16/9/11

José María Jurado. Tablero de sueños


José María Jurado.
Tablero de sueños.
Ediciones de La Isla de Siltolá.
Sevilla, 2011.

Porque Ella no da nada, pero lo pide todo.

En ese verso que podría haber firmado JRJ se resume la teoría, la práctica y sobre todo la ética de la poesía de JMJ, José María Jurado (Sevilla, 1974).

Pertenece al poema que figura como prólogo de su Tablero de sueños, un conjunto de textos en verso y de poemas en prosa en los que los lugares de la memoria conviven con la torería, la música coexiste con lo sagrado, y la pintura y la literatura se convierten en motivos centrales de los diversos cuadros que componen un libro que, además de otras cosas, es un homenaje a las obras y los nombres que configuran el universo personal del poeta y son el cauce de su emoción estética.

José Tomás y Ezra Pound, Budapest y Praga, T. S. Eliot y Antonio Mairena, Zurbarán y Falla, Messiaen y Velázquez, Juan Ramón y Chopin, Lorca y Miles Davis son algunos de esos nombres que han convertido a José María Jurado en sujeto de una experiencia del arte hecho vida y le han formado como escritor, han modulado su voz propia y su mirada especial en busca del sentido y de lo inefable.

Y más que eso, el autor es el sujeto de una experiencia que le ha conformado no sólo como poeta, sino como persona.

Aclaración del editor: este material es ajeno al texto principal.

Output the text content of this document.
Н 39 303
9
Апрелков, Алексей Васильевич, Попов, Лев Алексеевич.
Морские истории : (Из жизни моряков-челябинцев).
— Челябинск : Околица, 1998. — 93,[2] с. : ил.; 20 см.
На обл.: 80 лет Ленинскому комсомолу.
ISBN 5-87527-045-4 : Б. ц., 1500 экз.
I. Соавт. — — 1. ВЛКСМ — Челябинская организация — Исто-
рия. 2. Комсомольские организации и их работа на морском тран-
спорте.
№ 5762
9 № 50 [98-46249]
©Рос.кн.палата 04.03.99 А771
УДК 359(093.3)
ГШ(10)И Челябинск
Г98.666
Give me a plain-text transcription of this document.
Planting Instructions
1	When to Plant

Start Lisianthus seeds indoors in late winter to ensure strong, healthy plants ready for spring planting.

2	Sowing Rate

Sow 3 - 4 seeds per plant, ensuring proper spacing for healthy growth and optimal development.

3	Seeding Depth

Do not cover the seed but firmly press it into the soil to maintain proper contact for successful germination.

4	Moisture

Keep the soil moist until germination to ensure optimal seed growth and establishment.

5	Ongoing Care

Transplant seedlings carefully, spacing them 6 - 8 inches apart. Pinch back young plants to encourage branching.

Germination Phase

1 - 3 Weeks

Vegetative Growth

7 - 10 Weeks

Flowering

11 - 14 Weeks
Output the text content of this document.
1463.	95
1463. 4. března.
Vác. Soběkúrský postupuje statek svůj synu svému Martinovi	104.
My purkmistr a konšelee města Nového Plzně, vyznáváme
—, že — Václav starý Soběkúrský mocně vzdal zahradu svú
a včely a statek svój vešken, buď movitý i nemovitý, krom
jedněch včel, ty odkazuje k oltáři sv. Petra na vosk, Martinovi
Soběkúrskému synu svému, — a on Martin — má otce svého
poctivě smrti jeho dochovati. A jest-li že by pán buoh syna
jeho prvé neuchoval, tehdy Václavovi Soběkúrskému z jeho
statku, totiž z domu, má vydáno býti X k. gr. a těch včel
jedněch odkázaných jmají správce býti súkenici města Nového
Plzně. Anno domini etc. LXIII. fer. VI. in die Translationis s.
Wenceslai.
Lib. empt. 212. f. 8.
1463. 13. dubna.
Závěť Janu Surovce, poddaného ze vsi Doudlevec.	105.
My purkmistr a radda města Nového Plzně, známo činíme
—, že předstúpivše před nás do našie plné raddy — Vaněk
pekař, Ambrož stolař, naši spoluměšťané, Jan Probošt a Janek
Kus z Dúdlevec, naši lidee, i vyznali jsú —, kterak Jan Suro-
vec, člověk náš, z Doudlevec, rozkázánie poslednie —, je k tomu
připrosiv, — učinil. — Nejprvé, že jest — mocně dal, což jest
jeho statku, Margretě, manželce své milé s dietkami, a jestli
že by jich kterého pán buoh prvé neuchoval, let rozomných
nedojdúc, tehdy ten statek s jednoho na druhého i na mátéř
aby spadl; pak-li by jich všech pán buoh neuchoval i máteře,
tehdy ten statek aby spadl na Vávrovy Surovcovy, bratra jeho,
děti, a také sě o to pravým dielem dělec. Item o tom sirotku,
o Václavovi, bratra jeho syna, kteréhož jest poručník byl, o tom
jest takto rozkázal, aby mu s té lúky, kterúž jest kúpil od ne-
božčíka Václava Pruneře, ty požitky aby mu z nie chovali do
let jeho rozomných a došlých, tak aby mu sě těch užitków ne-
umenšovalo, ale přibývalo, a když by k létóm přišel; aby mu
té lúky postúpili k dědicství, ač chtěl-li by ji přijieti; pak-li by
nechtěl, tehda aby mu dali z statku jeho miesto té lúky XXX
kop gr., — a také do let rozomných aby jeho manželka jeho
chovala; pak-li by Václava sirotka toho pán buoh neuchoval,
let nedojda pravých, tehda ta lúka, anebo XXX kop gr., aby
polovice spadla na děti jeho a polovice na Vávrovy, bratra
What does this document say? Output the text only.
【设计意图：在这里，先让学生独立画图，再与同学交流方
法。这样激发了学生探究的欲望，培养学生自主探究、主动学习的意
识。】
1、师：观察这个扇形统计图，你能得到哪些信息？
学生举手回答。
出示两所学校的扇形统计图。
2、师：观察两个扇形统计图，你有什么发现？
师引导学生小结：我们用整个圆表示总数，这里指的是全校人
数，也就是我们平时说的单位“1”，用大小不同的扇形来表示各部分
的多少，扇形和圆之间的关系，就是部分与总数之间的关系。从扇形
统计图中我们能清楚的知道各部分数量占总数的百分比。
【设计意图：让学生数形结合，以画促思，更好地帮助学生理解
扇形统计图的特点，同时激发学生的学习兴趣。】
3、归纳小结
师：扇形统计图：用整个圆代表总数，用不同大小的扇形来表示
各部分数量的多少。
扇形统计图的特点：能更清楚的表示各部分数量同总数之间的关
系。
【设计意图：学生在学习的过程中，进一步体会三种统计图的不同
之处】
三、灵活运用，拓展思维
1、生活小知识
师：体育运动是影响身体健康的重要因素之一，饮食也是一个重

Nada que ver con el culturalismo de cartón piedra, aquel que se reduce al mero adorno o a servir de telón de fondo. Aquí la cultura está en el primer plano, asumida como realidad existencial, convertida en vida, en ejercicio de escritura o en contemplación del arte y la belleza.

“Escucha la música, ve la pintura”, aconsejaba Hemingway con una simpleza que está bien para un narrador o para un reportero. Pero el poeta debe ir un poco más allá, hasta escuchar la pintura o ver la música. Hasta vivir en Emily Dickinson, leer Budapest, hablar por Schubert o escuchar a Zurbarán.

Sin esa capacidad sinestésica, sin esa potencia visionaria, sin ese don de las revelaciones que JMJ lleva acreditando repetida y admirablemente, todo poeta es un poeta menor y olvidable.

Un templo en el oído es el título del ensayo que abre el libro y que podría haber sido su epílogo. Es el recinto sagrado que evocó Rilke como lugar en que se rinde culto a la palabra.

Con ese templo y con ese sentido sagrado de la poesía, que José María Jurado escribe -como Juan Ramón- siempre con mayúscula, se conectan esas reflexiones iniciales en las que el poeta fija su sentido de la tradición y delimita el territorio en que discurren sus textos y se forma su voz personal, su escritura consciente y numinosa.

Porque para este poeta, de la ambiciosa estirpe de Tiresias, la poesía es un don, una experiencia órfica que explora lo arcano y lo indescifrable con una equilibrada combinación de inspiración y disciplina, de intuiciones y rigor verbal, de precisión e impulso visionario, de búsquedas y experiencias de los límites de la expresión para dejarnos versos e iluminaciones tan envidiables como estos:

la Muerte da la hora en Babilonia

o

¿de qué lado del alma está la rosa?

Podrían ser muchos más, vienen aquí solo a título de ejemplo. El lector que recorra las páginas del libro lo comprobará con gustosa facilidad.

En ese hamletiano Tablero de sueños que es el territorio de la poesía y el espacio vital del poeta, la imagen se convierte en la materia seminal de las revelaciones y en la base de esa belleza convulsa que da título a una de las secciones del libro. Un libro en el que predominan los poemas en prosa que no ocultan su decidida vocación musical –otro de los fundamentos de la poética de JMJ- en la secuencia rítmica de los heptasílabos y los endecasílabos.

Un ejemplo memorable entre otros muchos es el texto dedicado a José Tomás:

Has abierto las puertas de la Muerte toreando en el vértice del miedo. Y detrás de las puertas había luz, la deslumbrante luz de la pureza. Entrabas y salías de la muerte como el buzo entra y sale del abismo, sumergido en campanas de silencio, en solares silencios espectrales donde el aire vacío se completa con el lance y el trance tan reunidos que suspenden la razón y la despeñan al borde mismo del espanto. Nos hemos vuelto locos: las ménades se arrancan los vestidos y se arañan los rostros suplicantes, los guerreros golpean los escudos y el toro es un enigma reventado, una fuerza bestial hipnotizada por la suave quietud de los telares. Gira y gira la plaza como un astro, vibrante catedral de una liturgia cósmica que a la danza del héroe se ha rendido, funesta y primitiva.